São curiosas as conexões que a mente faz. Lendo ontem sobre a morte do fundador da revista Playboy, Hugh Hefner, pensei por um momento na série vencedora do último Emmy, The Handmaid's Tale. O seriado adapta o livro O Conto da Aia, de Margaret Atwood, e vislumbra um futuro em que a infertilidade da população serve como desculpa para que um regime fundamentalista tome conta. Nessa nova sociedade, mulheres são escravizadas e forçadas a dedicar suas vidas a fazer bebês.
Até lá pela metade do seriado, eu me perguntava: por piores que fossem aqueles homens, não era horrível também para eles ter relações com mulheres subjugadas sob a bênção de uma fé amalucada? Mas eis que o universo concebido por Atwood era mais verossímil e cruel do que eu imaginava. Os homens, veja só, tinham lá uma alternativa clandestina para burlar o sistema. Não vou me estender para não dar spoilers, mas pense apenas que a mansão de coelhinhas de Hefner evoluiu para algo muito mais perverso.
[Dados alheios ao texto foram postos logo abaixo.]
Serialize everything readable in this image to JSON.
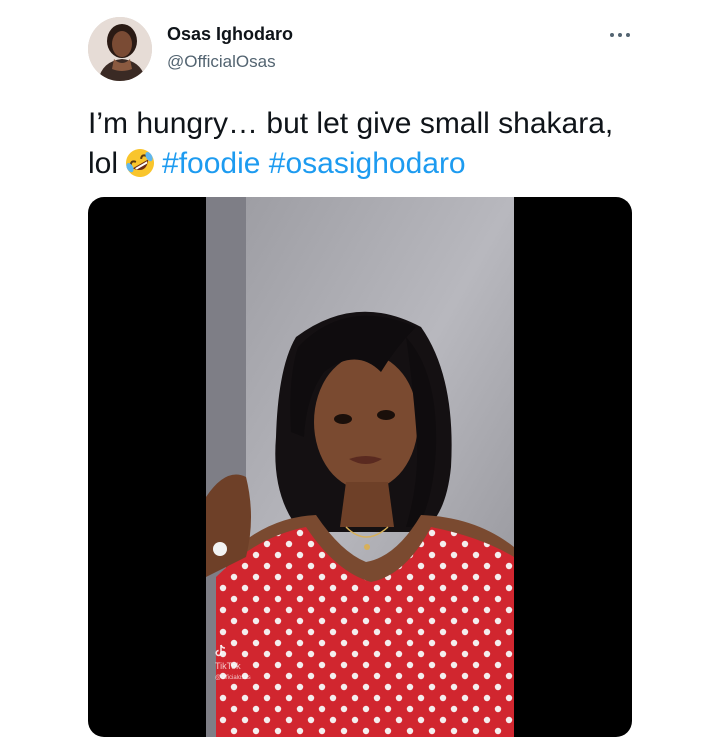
{
  "author": {
    "display_name": "Osas Ighodaro",
    "handle": "@OfficialOsas",
    "avatar_icon": "profile-photo"
  },
  "header": {
    "more_icon": "more-horizontal-icon"
  },
  "tweet": {
    "line1": "I’m hungry… but let give small shakara,",
    "line2_prefix": "lol",
    "emoji": "rolling-on-the-floor-laughing-emoji",
    "hashtags": [
      "#foodie",
      "#osasighodaro"
    ]
  },
  "media": {
    "type": "video-thumbnail",
    "watermark": {
      "brand": "TikTok",
      "user": "@officialosas"
    }
  },
  "colors": {
    "link": "#1d9bf0",
    "text": "#0f1419",
    "secondary": "#536471",
    "media_bg": "#000000",
    "dress": "#d1262f"
  }
}
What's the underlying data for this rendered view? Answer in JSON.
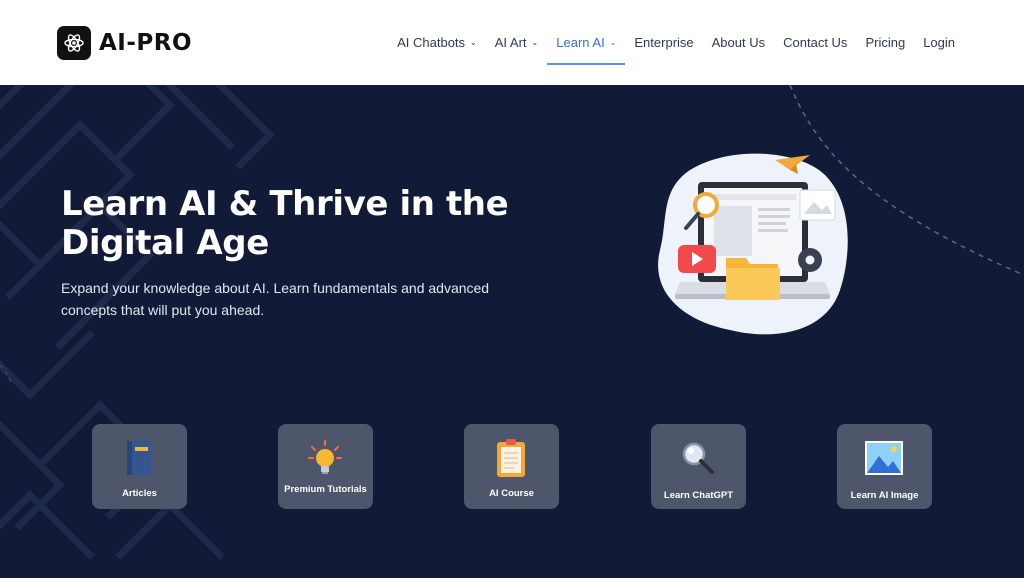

Cada vez menos grandes mulheres tirariam a roupa para entretenimento masculino por dinheiro algum
A Playboy perdeu seu lugar no mundo antes de seu dono bater as botas. Houve um tempo em que bastava uma mulher fazer sucesso em qualquer área – dramaturgia, esporte, música... para que a revista, como embaixadora do desejo masculino, encarasse como obsessão a tarefa de despi-la. A reação à morte de Hefner é bastante simbólica do pé em que estamos em 2017. Enquanto, no WhatsApp, homens comentam que ele não tem como ter partido “desta para uma melhor”, mulheres protestam nas redes sociais dizendo que quem transformou corpos femininos em commodities não merece homenagem.
Pode que a derrocada da revista tenha se dado por concorrência da internet, pela ascensão da nudez mais barata e acessível. Mas há outro fenômeno: cada vez menos grandes mulheres tirariam a roupa para entretenimento masculino por dinheiro algum. Sem dúvida, uma evolução. A Playboy morreu de inanição, mas resta a questão do que colocar no lugar dela. Adianta comemorar o fim dessa era e surgir algo clandestino ainda pior, sob o manto da hipocrisia – como imaginado por Atwood?
Sexo ainda é uma commodity. A prova é que você leu esta coluna pelo título, não leu? Então, quem sabe, em vez de execrar Hefner em público ou homenageá-lo em silêncio, não seria o caso de procurar uma forma saudável de consumir esse produto, em que mulheres e homens se sentissem igualmente atendidos? Que tal “gente pelada” em vez de “mulher pelada”? Pensemos juntos.